I love Game of Thrones, but what I don't love are spoilers. During season 7 of GoT, HBO suffered many episode leaks that resulted in a bunch of spoilers floating around Instagram before episodes officially aired.
Instagram has a discover page that is populated with content curated to the user's interests, and if you frequently like GoT related content like me, the discover page is bound to have unwanted GoT spoilers that the user may not want to see.
Inspired by this dilemma, I thought it'd be pretty cool to build a Convolutional Neural Network that could recognize whether an image contains GoT related content.
Initially, I was planning to use transfer learning through a model architecture (such as Google's Inception) with pre-trained weights. Instead, I decided to go a different route and build/train a model from scratch since I was interested to seeing what kind of results it could obtain.

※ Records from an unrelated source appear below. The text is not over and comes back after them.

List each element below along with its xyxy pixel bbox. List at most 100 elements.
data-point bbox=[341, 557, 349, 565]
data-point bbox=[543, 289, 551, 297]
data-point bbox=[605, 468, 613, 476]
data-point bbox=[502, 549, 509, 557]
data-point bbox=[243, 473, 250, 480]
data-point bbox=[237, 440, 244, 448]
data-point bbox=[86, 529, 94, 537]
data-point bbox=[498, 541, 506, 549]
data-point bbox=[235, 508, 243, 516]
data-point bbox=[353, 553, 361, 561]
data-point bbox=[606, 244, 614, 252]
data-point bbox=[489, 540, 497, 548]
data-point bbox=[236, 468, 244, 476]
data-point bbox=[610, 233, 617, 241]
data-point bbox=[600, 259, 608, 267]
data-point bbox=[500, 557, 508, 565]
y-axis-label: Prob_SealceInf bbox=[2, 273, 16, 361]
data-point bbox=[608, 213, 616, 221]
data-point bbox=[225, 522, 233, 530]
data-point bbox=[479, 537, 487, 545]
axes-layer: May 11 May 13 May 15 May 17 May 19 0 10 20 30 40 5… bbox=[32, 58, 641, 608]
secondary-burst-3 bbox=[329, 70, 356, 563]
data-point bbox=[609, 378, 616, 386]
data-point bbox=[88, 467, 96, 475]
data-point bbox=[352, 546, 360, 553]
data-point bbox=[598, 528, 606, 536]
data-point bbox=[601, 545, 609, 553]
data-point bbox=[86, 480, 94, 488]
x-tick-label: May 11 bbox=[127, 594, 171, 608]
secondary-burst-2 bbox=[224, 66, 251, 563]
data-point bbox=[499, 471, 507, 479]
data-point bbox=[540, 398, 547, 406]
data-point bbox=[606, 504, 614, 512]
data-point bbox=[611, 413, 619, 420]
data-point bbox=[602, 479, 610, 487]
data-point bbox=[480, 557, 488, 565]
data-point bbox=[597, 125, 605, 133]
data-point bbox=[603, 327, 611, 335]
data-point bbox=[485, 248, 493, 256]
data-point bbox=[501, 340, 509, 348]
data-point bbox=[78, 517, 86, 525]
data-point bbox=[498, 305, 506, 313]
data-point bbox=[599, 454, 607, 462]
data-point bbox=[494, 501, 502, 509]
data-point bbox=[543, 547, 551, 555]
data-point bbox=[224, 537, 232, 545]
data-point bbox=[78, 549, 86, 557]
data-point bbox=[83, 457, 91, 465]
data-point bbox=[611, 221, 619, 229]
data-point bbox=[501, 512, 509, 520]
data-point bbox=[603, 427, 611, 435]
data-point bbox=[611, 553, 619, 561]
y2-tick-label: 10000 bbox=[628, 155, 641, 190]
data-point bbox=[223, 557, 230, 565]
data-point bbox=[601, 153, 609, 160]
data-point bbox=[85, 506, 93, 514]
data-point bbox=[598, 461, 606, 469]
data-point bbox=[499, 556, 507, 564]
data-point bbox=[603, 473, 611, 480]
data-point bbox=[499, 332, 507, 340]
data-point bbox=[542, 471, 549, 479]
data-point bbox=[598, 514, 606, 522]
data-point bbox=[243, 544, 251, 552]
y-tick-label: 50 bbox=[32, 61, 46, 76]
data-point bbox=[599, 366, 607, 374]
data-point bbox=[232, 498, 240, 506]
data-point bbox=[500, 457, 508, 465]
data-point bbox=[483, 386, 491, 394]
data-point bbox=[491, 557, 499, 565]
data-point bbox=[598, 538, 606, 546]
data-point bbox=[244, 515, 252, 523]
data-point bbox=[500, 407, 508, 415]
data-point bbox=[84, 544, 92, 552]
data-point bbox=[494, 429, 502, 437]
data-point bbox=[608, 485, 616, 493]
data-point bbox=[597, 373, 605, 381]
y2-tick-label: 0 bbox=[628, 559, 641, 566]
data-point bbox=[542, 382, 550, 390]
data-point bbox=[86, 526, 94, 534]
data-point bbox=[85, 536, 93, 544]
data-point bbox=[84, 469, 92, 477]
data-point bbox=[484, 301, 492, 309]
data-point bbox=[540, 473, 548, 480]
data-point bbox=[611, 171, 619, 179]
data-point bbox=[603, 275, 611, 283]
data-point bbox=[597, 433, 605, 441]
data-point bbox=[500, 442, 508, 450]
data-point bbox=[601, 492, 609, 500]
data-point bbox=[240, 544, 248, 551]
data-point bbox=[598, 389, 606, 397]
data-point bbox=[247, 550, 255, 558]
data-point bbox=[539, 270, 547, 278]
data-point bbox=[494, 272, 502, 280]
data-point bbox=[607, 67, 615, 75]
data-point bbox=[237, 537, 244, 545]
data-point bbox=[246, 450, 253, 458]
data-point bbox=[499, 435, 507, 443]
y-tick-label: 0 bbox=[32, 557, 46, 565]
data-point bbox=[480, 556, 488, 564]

The CNN model is implemented using Keras and trained using 37,661 images and validated on 7,617 images on an AWS EC2 instance (p2.xlarge). These images were downloaded directly from Instagram's API using the Instagram Scraper.
Afterwards, I tested the performance of the model using 1,774 new images that the
model has not seen yet. For more details about the model design/training workflow,
refer to report/Capstone_Report.pdf and notebooks/GoT_CNN_2.0.ipynb, both included in this repo.
The final CNN model had an accuracy of 81% on the test dataset. Details can be
seen in the GoT_CNN_eval.ipynb.
For our purposes, I figured there's a higher tolerance for false positives over false negatives. In terms of avoiding spoilers, a false negative will have a bigger impact on the user in comparison to a false positve.
Interestingly, I tested an image that I took myself of my girlfriend sitting on the Iron Throne that was on display at the AT&T store in San Francisco and the model wasable to recognize that the image did in fact contain GoT related content. Pretty Cool!
To test drive the model on your own computer, run this in your terminal to install the requirements:
pip install -r requirements.txt
Then you will want to clone this repo and change directories:
git clone https://github.com/eexwhyzee/GoT_CNN.git
cd GoT_CNN/
To run the model on the sample images included with this repo, simply run
python GoT_app.py in your terminal and the results will be outputted as seen
below (+ for GoT related content, - for Not GoT related content):
For the most part, the model does a pretty good job at classifying GoT related images, however, there are some weaknesses. For instance, as I suspected, the model was easily fooled by images with people with blonde hair (Kanye West and Taylor Swift), which is caused by the abundance of images of Daenerys Targaryen in the training data set, a popular character in GoT known for her blonde hair. To improve this, more Not GoT training data of people with blonde hair could be used to help increase the robustness of the model.
If you would like to test your own images, create a directory with the image(s)
and use the -image_path argument to point to the path of your
image(s).
python GoT_app.py -image_path /PATH_TO_IMAGES/
There is also an option to use your own weights using the -model_weights
argument, the model will use the trained weights that I have included in
this repo by default.
For more info on convolutional neural networks, I highly suggest Stanford's CS231n course, which is available online.